On Oct. 2, 1968, police and army opened fire on thousands of students at a protest march, killing several hundred. But not long after the massacre, the government took surprising steps to shape a ``university of the masses'' similar to the one the students had demanded.

Government resources flowed into the UNAM. The student population tripled in 12 years. And ``the nation's alma mater'' finally accepted everyone from the president's son to the children of day laborers.

But the boom was too explosive to control, creating some ugly side effects: a bloated bureaucracy, a corrupt workers' union, an unqualified faculty, and an ill-prepared student body.

According to a university-backed study published two years ago, less than 8 percent of the students admitted to the UNAM system passed the entrance examination. The reason: UNAM-affiliated high schools entitled most of them to an ``automatic pass,'' regardless of their competence.

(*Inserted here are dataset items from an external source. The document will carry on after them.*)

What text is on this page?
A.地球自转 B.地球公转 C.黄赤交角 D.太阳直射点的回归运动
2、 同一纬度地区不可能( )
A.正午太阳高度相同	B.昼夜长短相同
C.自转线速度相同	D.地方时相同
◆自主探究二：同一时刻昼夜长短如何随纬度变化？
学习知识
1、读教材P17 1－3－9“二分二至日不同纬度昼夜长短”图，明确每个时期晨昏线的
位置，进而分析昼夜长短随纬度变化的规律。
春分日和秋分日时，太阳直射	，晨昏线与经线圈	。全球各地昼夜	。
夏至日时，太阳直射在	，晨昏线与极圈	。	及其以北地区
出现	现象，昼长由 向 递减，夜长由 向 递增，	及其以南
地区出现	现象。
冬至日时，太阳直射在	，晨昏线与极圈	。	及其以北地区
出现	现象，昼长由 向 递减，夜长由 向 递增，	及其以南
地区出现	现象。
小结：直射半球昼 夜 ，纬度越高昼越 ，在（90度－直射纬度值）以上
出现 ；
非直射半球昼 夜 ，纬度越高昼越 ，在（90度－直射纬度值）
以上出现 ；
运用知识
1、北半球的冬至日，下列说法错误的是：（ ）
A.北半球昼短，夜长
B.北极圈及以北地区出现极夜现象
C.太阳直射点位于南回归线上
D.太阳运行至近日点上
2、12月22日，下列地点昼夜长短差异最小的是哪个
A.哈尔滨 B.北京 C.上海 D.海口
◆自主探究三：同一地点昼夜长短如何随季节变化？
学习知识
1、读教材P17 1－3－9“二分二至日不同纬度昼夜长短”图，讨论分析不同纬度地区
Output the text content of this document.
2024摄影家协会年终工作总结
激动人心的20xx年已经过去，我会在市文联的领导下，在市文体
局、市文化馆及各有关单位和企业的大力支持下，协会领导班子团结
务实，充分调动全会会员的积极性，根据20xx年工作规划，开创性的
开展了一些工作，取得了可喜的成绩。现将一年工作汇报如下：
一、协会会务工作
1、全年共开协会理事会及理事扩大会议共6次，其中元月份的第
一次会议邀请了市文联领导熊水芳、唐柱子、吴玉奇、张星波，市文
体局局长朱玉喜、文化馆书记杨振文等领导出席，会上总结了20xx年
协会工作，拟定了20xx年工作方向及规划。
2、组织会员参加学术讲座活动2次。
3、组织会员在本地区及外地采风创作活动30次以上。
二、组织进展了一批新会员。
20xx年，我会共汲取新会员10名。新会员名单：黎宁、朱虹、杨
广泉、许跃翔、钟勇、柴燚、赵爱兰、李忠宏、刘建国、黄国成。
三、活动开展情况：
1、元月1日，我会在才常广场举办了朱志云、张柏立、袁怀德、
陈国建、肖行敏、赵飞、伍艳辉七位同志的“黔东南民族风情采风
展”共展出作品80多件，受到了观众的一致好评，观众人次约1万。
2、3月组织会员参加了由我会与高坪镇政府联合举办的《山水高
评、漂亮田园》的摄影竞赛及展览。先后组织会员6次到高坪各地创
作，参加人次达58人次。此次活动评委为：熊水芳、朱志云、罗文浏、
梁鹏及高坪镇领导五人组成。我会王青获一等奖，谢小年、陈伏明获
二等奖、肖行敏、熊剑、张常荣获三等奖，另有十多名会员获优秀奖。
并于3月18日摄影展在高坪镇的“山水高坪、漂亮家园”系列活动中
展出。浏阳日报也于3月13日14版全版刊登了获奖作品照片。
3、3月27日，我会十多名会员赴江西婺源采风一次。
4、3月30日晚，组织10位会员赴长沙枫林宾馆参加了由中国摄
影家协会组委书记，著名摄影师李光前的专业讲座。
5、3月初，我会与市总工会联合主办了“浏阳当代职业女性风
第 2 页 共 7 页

Once enrolled, only one-fourth of all undergraduates earn a degree, taking an average of eight years to complete their studies, the study found. Because of overcrowding, students often find themselves sitting on the floors in their classrooms, straining to hear the professor.

Among the 29,000 faculty members themselves, only 30 percent have postgraduate degrees, and 10 percent have no degree at all. Faculty salaries have dropped 70 percent over the past eight years, forcing 90 percent of the professors to find second jobs and neglect their UNAM teaching duties.

One leading political-science professor, for example, earns $530 a month today compared with $1,700 a month when he was a beginning instructor in 1978. ``I can't afford to put all my energy into the UNAM,'' he says.

Such conditions make it difficult to keep quality teachers from leaving for more lucrative spots in the government, the private sector, and abroad.

To combat this ``brain drain,'' some departments have begun competing for nongovernmental funding for the first time in the university's history. The School of Philosophy and Letters, for example, has been able to match its $1.2 million budget with grants from other countries and foundations, according to Arturo Azuela, the school's dean.

The UNAM's new president, biologist Jose Sarukhan Kermez, has promised to ``academicize'' the campus by improving teaching standards. His fledgling ``Academic Leadership'' program has focused mainly on giving monetary awards and incentives to promising young professors.

``The problem is that this university was subjected to a growth that didn't have the correlative planning and teacher development,'' says David Pantoja, a top aide to Mr. Sarukhan. ``Even if you put all your money into the university, there are limits to its growth,'' he says. ``You can't make a professor overnight. It takes time, like a fine English pastry.''

Critics say turning the university around will take more than time and money - but more rigorous academic discipline as well. At present, few requirements exist. Mr. Guevara, for example, says that in his 20 years of teaching, nobody has ever evaluated the content of his classes.

``The absolute excess of freedom is doing grave damage to the UNAM,'' says Guevara, noting that it has led to dogmatism in some departments and anarchy in others. ``Better salaries are a necessary condition, but they aren't sufficient. To give more money without any orientation or evaluation would only contribute to this academic corruption.''

But until the UNAM can combine this focus with more funds, critics say, it will remain a place where thousands of students like Javier Lopez tread water, waiting out an uncertain future.